Indian politician and Chairman of Jammu and Kashmir People's Conference

Sajad Gani Lone (born 9 December 1966) is an Indian politician, and Member of the Legislative Assembly elected from the Handwara constituency. He is the chairman of Jammu and Kashmir People's Conference. He was also a Cabinet Minister of the Social Welfare department of the Government of Jammu and Kashmir during the People's Democratic Party - BJP Alliance Government (2014 - 2018).

==Early and personal life==
Sajjad Lone was born on 9 December 1966. Sajjad Gani Lone is the younger of the two sons of Abdul Ghani Lone, a former separatist, who was assassinated in a rally in Srinagar in 2002. His elder brother, Bilal Gani Lone, is a member of moderate faction of Hurriyat, also a member of Hurriyat Conference's Executive Council. His sister, Shabnam Gani Lone, is a lawyer by profession and an independent politician from Kupwara, J&K.

Sajjad attended Burn Hall School in Srinagar and graduated from the University of Wales, College of Cardiff, UK in 1989.

Sajjad Lone is married to Asma Khan, daughter of JKLF ideologue Amanullah Khan, the Pakistan-based leader of the Jammu and Kashmir Liberation Front. The couple have two sons.

==Political career==
Lone remained associated with the Hurriyat for a while in early 2000's but in 2004, after the assassination of his father, Lone became the chairman of People's Conference.

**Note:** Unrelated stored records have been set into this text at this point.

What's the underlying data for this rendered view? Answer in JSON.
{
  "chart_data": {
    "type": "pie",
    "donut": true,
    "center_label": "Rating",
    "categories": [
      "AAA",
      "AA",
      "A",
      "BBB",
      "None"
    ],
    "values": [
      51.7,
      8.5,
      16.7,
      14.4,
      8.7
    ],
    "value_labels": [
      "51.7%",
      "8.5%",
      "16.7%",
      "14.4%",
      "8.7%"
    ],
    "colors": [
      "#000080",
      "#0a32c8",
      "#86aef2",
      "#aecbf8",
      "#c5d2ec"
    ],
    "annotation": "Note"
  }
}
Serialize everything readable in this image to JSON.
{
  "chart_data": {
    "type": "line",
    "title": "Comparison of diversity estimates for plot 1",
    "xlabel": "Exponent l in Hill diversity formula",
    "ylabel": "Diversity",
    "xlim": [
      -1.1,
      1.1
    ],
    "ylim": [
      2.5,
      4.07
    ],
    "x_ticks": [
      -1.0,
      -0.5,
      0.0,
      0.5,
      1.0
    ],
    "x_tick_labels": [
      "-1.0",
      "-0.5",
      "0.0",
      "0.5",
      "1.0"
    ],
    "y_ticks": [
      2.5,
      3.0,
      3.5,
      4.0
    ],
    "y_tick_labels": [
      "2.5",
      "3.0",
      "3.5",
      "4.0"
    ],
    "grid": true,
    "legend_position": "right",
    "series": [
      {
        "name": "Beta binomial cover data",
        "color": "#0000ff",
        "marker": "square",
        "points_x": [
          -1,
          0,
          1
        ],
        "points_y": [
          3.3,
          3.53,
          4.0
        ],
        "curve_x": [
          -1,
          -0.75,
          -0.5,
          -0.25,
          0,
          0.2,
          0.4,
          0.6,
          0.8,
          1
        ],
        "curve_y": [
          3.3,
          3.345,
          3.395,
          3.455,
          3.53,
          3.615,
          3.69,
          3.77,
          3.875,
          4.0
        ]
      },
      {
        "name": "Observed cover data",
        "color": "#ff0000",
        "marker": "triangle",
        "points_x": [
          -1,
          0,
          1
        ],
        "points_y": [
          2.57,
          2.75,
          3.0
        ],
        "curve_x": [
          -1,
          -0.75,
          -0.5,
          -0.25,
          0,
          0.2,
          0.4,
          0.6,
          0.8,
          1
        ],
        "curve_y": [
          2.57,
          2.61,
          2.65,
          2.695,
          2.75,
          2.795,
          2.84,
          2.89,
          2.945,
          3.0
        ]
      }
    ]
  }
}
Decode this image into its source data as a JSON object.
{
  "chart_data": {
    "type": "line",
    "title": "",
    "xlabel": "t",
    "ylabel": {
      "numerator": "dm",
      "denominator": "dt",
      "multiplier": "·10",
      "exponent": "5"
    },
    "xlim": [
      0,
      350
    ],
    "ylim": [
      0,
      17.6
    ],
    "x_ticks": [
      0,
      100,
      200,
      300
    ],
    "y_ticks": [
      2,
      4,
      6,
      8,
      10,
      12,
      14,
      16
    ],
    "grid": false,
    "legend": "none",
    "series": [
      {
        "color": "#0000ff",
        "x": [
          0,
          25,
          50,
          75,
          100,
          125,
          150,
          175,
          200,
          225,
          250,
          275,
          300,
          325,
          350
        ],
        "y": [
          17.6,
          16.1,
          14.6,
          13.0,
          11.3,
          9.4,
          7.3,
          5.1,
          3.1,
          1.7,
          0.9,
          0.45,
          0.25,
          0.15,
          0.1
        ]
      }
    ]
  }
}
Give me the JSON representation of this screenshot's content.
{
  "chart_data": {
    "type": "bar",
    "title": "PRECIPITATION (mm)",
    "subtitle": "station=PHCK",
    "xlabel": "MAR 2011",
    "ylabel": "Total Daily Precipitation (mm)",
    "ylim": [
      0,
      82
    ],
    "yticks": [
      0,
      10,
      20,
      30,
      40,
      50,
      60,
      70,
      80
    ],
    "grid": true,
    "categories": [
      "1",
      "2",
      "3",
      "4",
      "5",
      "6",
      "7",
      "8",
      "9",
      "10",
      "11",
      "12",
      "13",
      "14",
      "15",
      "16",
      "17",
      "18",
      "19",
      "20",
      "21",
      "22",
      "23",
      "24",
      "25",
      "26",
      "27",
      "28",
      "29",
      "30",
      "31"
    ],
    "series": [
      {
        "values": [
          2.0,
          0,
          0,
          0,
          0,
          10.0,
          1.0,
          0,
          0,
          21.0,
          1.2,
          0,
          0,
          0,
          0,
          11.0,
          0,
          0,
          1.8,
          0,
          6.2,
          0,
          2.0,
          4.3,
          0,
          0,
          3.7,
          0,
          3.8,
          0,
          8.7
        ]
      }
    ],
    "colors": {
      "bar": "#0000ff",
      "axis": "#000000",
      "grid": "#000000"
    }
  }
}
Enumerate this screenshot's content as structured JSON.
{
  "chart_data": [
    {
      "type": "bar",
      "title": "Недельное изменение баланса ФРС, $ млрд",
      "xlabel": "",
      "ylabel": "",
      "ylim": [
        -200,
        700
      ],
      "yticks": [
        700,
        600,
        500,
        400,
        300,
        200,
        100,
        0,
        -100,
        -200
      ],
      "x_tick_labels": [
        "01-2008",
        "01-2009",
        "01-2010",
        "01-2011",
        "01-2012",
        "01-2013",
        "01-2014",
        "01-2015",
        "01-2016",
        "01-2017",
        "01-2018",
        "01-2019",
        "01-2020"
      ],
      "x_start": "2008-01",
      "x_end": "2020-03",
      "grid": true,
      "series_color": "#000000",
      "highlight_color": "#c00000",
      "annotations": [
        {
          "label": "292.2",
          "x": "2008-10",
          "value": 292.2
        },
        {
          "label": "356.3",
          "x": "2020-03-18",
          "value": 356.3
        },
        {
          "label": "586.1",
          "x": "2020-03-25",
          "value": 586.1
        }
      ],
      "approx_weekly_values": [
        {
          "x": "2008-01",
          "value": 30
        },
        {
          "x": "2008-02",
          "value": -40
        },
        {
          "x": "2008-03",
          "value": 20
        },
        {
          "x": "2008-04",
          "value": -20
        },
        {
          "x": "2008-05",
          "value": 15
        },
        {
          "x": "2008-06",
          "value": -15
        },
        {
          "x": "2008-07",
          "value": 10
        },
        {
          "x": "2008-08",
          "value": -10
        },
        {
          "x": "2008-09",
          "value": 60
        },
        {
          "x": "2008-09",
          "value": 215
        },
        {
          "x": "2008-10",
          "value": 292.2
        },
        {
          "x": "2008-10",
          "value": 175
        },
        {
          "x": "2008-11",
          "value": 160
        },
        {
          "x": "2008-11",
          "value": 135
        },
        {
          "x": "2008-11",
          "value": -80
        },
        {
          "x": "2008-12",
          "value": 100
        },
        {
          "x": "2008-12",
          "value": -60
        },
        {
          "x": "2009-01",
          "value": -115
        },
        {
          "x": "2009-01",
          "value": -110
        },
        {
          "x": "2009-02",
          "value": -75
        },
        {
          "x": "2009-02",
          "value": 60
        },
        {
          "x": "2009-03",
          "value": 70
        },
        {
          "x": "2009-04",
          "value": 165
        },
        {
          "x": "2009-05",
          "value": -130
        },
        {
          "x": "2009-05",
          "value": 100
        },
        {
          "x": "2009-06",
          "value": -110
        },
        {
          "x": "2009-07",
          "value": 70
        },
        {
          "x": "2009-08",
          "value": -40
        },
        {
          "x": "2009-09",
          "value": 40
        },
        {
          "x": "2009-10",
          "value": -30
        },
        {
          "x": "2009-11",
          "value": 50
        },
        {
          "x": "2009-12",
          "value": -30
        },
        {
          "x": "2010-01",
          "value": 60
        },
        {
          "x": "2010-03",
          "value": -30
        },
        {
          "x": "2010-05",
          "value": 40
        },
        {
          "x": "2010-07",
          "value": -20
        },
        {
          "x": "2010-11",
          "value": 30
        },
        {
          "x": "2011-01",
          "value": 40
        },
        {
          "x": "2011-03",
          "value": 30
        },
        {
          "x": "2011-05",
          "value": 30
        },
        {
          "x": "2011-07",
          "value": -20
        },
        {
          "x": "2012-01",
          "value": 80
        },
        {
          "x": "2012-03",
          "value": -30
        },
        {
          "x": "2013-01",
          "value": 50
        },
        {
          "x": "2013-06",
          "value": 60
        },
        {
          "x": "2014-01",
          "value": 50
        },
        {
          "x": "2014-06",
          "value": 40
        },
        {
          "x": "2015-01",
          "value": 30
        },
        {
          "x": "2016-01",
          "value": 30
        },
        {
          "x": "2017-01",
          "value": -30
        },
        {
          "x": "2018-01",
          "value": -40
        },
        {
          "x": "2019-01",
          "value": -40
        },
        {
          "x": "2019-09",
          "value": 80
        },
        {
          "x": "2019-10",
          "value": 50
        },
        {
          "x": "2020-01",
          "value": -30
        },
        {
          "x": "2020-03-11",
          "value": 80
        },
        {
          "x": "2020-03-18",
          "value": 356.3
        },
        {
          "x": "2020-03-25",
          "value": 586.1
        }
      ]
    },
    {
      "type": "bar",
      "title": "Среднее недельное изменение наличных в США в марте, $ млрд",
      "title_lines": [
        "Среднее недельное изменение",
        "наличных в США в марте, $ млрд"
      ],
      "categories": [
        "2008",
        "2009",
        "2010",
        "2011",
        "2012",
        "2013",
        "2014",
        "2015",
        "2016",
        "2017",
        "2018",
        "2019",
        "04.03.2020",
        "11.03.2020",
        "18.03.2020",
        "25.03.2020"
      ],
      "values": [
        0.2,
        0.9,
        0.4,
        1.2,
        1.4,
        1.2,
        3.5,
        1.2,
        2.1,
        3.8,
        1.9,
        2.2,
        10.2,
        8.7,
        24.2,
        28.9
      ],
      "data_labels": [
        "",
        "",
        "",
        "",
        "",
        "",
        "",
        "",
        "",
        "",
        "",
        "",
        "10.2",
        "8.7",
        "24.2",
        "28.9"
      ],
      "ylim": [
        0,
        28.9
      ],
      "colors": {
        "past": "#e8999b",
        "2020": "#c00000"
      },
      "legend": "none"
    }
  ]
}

Before he stood as an independent candidate in the 2009 Indian general election from the Baramulla Lok Sabha constituency, he in 2008, at the height of the Amarnath land transfer controversy, believed that the protests were a mass uprising against Indian rule and decided to boycott the Assembly elections. He was defeated by the National Conference candidate Sharifuddin Shariq.

In 2014 Jammu and Kashmir Legislative Assembly election, Lone won Handwara assembly constituency in north Kashmir, by a margin of more than 5000 votes. He was one of the two People's Conference candidates elected to the state legislative assembly. His party JKPC led in all blocks of Handwara constituency including Rajwar, Ramhal and Magam.

In 2018, days after BJP withdrew its support to the PDP-BJP coalition government in Jammu and Kashmir, Lone staked claim to form the government in the erstwhile state as he possessed the required support of BJP and some other lawmakers. However, the then Governor Satya Pal Malik dissolved the state assembly without letting Lone prove his claim.

===Opposition to the revocation of special status===
Sajad Gani Lone has been vocal supporter of special status of Jammu & Kashmir. He was part of an-all party group formed for safeguarding Jammu and Kashmir's special status. Hours before BJP-led centre revoked the special status of Jammu and Kashmir by reading down the Article 370, Lone was put under house arrest. On 5 August, Lone was arrested by Jammu & Kashmir police and lodged in a jail in Srinagar. He was taken into police custody on 5 August 2019 and was freed from detention on 31 July 2020. In 2024 Jammu and Kashmir Legislative Assembly election, Lone won Handwara assembly constituency in north Kashmir, by a margin of more than 650 votes.

==Recognition==
- Sajjad Lone featured in list of top 6 Indians of 2015 by Khaleej Times, UAE.